My Story
I’ve always been skinny. All my life I danced, ballet was my favorite. I loved the feeling of being lighter than air. Yet when my family moved the summer of my 8th grade year, I stopped. I never wanted to stop, but my hatred for my parents, disgust of not being where I wanted, and my depression halted all dreams I had of becoming a ballerina.
During that year I began to cut again. I first started to cut myself in what I remember to be the 2nd grade. I cut before I even knew what cutting was. I took safety pins and scratched my skin until it bled. I just remember the feeling of all my pain going away after I saw the blood pour out. So my 8th grade year with scars and cuts on my arms, I entered into a new school with no friends.

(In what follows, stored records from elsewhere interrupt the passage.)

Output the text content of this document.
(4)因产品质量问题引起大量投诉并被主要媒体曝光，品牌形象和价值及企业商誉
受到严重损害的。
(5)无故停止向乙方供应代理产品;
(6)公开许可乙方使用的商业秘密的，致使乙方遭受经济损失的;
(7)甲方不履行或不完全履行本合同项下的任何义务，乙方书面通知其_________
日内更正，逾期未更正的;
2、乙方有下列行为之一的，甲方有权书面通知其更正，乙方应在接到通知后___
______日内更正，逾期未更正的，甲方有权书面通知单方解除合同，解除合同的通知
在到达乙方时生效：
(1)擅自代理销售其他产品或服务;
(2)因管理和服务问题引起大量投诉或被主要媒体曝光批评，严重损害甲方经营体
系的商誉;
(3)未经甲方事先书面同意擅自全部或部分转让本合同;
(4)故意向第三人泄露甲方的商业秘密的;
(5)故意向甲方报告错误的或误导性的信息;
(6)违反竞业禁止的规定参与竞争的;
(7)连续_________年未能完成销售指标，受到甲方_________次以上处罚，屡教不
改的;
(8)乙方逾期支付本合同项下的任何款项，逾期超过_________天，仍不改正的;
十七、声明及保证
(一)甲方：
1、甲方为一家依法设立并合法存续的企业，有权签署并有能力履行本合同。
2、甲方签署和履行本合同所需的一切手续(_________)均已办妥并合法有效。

So I went into a abusive relationship, to please him I started taking drugs, smoking, drinking, becoming everything he wanted me to become. He thought it was cool that I cut, so I continued, I was cutting every chance I got.

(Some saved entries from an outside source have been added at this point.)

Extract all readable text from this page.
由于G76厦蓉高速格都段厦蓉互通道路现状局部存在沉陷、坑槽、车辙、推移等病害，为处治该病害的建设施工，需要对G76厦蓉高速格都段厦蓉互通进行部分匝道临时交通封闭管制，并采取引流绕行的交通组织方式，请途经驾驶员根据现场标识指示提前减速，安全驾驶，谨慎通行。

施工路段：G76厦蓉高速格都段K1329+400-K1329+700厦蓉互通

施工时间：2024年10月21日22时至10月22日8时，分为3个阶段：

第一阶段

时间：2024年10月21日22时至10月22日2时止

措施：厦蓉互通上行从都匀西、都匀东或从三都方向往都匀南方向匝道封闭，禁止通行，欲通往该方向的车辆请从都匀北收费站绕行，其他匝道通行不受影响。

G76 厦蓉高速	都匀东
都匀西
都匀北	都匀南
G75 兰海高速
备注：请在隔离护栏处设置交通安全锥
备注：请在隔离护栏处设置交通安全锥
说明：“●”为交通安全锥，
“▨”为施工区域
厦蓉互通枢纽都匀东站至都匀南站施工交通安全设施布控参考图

Yet, as I ended that relationship, I fell for a guy who helped me stop cutting, but I ruined that one and went back into my abusive relationship. All throughout this time I was keeping my skinny with all the drugs. I was 108 and not happy.
So, I ended the abusive relationship, and ended up dating my long time best friend. He was the best thing that has ever happened to me. He helped me become the person I wanted to be, and I became happy. Yet of course, with my happiness I began to eat. So, here I am at my heaviest weight. I’m still happy, I’m just now fat.
Everyday I look at myself in the mirror and want to go back to that girl who was always commented on being too skinny. I felt good back then, all of the boys looked at me, all of them wanted me, but now…. I’m not as happy as I could be.
So no now, I’m going to lose weight, become skinny, so skinny, and I will become the person I want to be.